The government’s intention is to complete a sale within this financial year – before April 2014. It believes the sell-off will lead to a more efficient organisation run on a more “commercial” basis.
“I can state categorically that we have no intention of selling off Royal Mail cheaply. We have not publicly speculated on Royal Mail’s value. We will sell shares in Royal Mail at a fair commercial price that represents value for money for the tax payer,” the business minister said.
During his speech, Fallon again confirmed that as required by 2011 postal reforms, at least 10% of Royal Mail’s shares would go to an employee share scheme, and that he is having regular meetings with the Communication Workers Union to encourage it to engage on establishing the scheme.
Shares may be made available for Royal Mail staff free or at a discount price, but a system will be in place when the broader share sale takes place, the minister said.
“I strongly believe that employees should share in the company’s future success and dividends. I urge the CWU to put ideology aside and take up that invitation so that their members do not lose out,” he said.
The minister was speaking as the union representing 132,000 postal workers is in the process of planning industrial action to disrupt Royal Mail’s downstream access system, partly in protest at privatisation.
The UK business minister said it was time for the government to “step back” from Royal Mail, and allow its management “the real commercial freedom that it has needed for a long time”.
He pointed to the profitability seen in other national postal services around Europe that have privatised – mentioning Deutsche Post, Austria Post, bpost and PostNL – while also noting that other European countries are now considering ownership change for their postal services, including Spain, Portugal and Scandinavia.
The minister placed a gloss on past UK privatizations, stating that “very few people now question whether the likes of BT, BP or Rolls Royce should have remained state owned”.
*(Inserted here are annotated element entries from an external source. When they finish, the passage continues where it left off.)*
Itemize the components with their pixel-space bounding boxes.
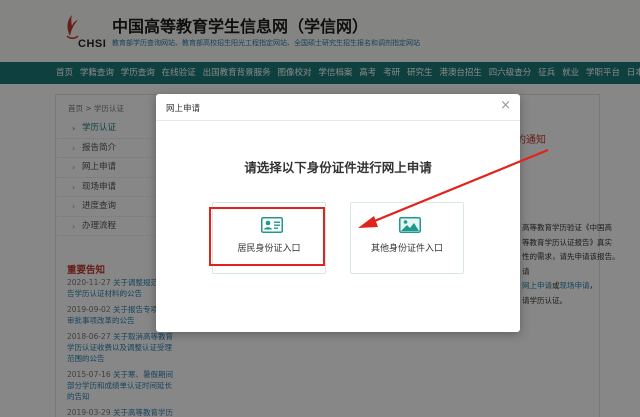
- option-label: 居民身份证入口: [237, 244, 301, 254]
- dialog-heading: 请选择以下身份证件进行网上申请: [244, 160, 432, 175]
- close-icon[interactable]: ×: [500, 99, 511, 113]
- resident-id-entry-button[interactable]: 居民身份证入口: [212, 202, 326, 274]
- id-card-icon: [261, 217, 283, 233]
- dialog-header: 网上申请 ×: [156, 94, 520, 121]
- image-icon: [399, 217, 421, 233]
- option-label: 其他身份证件入口: [370, 244, 443, 254]
- online-apply-dialog: 网上申请 × 请选择以下身份证件进行网上申请 居民身份证入口 其他身份证件入口: [156, 94, 520, 332]
- dialog-title: 网上申请: [166, 104, 201, 114]
- other-id-entry-button[interactable]: 其他身份证件入口: [350, 202, 464, 274]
Addressing the Policy Exchange last night, Fallon highlighted the parcels and e-commerce business within Royal Mail as being a particular “tremendous opportunity” for Royal Mail, including its e-fulfilment activities, and its European parcels business GLS.
But Fallon once again insisted that selling off Royal Mail would not mean changes to the universal service obligation.
“A change of ownership in Royal Mail will not mean that Royal Mail can stop delivering to rural areas. Royal Mail will remain the UK’s designated universal postal service provider and must continue to provide a six days a week service throughout the UK,” he said.
Fallon said certain groups were “scaremongering” by raising concerns that the sale of Royal Mail would lead to skyrocketing stamp prices.
“Change in ownership will not lead to VAT being added to stamp prices. First and second class stamps are exempt from VAT as part of the one-price-goes-anywhere universal service,” he said.